Revalidação sem atalhos
Outro problema identificado pela AMB nas propostas do MEC é a distorção da complementação curricular. O recurso foi criado no passado para possibilitar que quem não teve oportunidade de estudar particularidades da medicina brasileira — como as doenças tropicais, por exemplo — pudesse complementar a formação e revalidar o diploma. O que acontece hoje, entretanto, vai na contramão desse conceito.
“A complementação curricular não pode ser uma espécie de recuperação, uma segunda chance para que o candidato tenha o diploma revalidado. Isso acaba permitindo uma série de ‘burlas’ e ‘atalhos’ para os diplomados no exterior que não conseguiram aprovação no Revalida”, explica Diogo Sampaio.

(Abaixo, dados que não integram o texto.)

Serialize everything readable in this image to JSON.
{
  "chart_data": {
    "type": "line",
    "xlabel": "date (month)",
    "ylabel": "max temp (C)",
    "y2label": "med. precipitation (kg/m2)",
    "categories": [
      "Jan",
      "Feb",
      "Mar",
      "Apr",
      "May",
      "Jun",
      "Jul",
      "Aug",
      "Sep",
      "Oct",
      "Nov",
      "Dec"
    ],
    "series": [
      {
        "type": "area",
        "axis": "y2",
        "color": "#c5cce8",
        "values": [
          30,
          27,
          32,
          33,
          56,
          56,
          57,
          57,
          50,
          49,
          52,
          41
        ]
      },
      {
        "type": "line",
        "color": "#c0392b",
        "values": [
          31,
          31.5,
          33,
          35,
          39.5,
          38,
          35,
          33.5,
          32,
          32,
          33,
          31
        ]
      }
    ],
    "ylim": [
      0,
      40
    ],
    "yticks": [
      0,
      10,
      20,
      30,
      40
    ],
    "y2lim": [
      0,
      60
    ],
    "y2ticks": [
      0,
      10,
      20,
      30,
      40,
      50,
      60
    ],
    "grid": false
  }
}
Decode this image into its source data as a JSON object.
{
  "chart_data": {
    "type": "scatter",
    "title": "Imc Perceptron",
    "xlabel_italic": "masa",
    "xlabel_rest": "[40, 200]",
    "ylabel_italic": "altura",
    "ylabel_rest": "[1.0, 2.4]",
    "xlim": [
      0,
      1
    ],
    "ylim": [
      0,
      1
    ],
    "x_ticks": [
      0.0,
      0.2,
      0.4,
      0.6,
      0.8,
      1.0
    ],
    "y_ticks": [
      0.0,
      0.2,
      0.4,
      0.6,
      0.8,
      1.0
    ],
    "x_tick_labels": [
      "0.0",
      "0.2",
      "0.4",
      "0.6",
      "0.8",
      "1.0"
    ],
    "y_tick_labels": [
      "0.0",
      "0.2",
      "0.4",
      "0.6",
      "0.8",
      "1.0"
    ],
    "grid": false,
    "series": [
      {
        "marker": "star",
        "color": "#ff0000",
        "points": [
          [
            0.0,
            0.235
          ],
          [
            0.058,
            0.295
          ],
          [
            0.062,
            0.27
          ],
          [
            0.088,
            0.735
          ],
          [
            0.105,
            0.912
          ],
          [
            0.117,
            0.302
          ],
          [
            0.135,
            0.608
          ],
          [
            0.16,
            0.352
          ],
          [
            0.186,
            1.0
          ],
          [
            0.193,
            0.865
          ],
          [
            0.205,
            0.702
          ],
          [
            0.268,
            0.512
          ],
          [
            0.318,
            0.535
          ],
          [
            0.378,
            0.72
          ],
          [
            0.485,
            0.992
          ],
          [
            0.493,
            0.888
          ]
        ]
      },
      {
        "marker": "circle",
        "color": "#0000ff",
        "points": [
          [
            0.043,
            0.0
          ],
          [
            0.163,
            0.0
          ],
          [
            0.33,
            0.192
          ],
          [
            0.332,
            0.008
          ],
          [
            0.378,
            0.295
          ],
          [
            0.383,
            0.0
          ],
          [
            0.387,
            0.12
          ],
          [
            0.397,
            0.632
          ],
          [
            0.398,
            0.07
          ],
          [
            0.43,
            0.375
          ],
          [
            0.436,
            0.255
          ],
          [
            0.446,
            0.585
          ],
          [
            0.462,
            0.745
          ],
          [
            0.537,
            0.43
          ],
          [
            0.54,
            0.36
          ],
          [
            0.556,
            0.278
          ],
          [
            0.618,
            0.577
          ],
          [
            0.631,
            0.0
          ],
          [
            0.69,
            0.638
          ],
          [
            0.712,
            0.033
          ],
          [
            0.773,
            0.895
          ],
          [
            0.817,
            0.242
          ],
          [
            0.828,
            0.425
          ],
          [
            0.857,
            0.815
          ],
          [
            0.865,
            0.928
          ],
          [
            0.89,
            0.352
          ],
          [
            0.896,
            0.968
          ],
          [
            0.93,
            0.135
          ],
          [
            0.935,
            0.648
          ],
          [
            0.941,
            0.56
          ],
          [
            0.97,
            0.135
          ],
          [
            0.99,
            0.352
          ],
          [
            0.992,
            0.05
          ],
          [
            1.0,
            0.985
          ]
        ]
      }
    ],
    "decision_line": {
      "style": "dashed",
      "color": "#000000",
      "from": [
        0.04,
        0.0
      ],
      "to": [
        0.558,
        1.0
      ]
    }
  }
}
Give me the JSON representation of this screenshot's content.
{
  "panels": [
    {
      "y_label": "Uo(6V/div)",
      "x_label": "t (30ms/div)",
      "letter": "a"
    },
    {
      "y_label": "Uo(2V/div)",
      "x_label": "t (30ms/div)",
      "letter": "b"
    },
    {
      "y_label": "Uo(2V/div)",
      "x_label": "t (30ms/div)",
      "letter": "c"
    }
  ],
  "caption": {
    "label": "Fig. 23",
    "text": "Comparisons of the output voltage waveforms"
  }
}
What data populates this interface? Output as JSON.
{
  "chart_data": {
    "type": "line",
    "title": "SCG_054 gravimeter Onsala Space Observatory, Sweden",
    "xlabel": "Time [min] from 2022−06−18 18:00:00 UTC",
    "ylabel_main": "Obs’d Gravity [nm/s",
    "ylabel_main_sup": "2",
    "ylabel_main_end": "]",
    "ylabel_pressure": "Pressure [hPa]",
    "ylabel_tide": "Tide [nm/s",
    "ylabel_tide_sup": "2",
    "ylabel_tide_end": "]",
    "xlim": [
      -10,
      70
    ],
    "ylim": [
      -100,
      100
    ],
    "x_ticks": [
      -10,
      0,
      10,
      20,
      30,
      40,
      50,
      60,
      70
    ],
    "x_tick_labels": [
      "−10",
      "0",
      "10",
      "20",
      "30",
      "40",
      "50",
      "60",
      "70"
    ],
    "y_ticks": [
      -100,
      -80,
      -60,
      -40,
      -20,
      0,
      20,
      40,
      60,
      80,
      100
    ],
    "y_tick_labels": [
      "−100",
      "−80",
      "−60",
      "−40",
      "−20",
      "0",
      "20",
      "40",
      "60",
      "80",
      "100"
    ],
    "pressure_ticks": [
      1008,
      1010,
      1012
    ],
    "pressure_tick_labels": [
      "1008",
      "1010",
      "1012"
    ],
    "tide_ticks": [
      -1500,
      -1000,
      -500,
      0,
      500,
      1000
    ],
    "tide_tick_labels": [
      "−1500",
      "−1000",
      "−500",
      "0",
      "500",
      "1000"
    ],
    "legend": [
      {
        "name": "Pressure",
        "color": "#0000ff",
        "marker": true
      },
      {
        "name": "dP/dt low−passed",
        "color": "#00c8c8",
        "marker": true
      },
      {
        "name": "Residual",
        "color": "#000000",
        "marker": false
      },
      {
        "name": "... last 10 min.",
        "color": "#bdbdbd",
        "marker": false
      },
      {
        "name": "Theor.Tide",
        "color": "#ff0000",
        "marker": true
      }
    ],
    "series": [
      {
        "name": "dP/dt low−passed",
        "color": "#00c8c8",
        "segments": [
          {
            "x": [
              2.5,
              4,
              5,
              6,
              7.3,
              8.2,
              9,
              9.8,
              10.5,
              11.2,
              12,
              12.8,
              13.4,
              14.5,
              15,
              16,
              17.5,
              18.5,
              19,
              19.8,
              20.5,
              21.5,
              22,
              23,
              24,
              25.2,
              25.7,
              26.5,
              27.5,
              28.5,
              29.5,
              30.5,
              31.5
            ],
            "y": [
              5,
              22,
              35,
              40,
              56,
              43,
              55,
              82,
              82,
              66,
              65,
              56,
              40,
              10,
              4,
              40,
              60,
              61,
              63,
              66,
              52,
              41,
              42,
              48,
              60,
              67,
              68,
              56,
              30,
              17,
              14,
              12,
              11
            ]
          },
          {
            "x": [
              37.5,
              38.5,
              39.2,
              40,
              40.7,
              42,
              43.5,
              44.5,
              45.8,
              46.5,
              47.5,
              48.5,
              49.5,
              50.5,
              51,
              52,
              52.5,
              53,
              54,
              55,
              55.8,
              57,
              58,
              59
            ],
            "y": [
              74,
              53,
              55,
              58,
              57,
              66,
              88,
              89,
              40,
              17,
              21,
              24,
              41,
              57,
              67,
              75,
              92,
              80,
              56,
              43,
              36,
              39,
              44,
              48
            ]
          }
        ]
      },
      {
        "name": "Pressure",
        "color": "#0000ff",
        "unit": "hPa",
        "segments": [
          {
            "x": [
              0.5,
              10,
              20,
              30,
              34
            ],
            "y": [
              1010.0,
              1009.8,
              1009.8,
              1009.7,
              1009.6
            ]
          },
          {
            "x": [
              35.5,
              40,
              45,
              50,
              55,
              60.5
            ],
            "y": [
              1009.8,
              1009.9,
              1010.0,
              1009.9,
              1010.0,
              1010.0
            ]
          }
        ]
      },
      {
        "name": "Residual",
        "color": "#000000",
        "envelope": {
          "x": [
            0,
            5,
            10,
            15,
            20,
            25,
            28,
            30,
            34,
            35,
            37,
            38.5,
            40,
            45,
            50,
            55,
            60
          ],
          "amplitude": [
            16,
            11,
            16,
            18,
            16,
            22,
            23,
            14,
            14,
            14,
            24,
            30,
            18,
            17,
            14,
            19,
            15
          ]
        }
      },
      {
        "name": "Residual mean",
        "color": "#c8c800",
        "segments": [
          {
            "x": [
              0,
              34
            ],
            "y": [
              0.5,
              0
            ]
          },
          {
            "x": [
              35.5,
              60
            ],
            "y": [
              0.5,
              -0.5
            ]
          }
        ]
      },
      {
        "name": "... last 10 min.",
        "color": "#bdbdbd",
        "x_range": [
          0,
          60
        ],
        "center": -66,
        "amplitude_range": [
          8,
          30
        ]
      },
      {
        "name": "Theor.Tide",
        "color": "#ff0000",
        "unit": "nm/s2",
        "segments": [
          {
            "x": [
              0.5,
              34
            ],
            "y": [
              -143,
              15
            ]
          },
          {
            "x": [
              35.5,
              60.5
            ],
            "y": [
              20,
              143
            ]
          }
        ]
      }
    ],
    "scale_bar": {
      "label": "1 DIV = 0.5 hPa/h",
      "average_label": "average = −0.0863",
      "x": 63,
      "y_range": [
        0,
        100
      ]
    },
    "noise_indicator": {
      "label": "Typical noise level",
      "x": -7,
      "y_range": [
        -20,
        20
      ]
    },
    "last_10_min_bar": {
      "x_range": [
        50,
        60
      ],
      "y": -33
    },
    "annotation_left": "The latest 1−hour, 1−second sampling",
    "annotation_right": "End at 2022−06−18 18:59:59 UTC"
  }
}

O presidente da AMB, Lincoln Ferreira, finaliza: “Temos que desmistificar a ideia de que a revalidação de diplomas em medicina é uma penalidade a quem se formou no exterior. Não é! No mundo inteiro, o processo é a garantia que o Estado dá ao cidadão de que os médicos que atuam nesses países, mesmo egressos de outras nações, possuem capacidade técnica, habilidades e atitudes necessárias para o exercício de uma medicina de qualidade. No Brasil, precisamos rever nossos processos para que isso seja realidade”.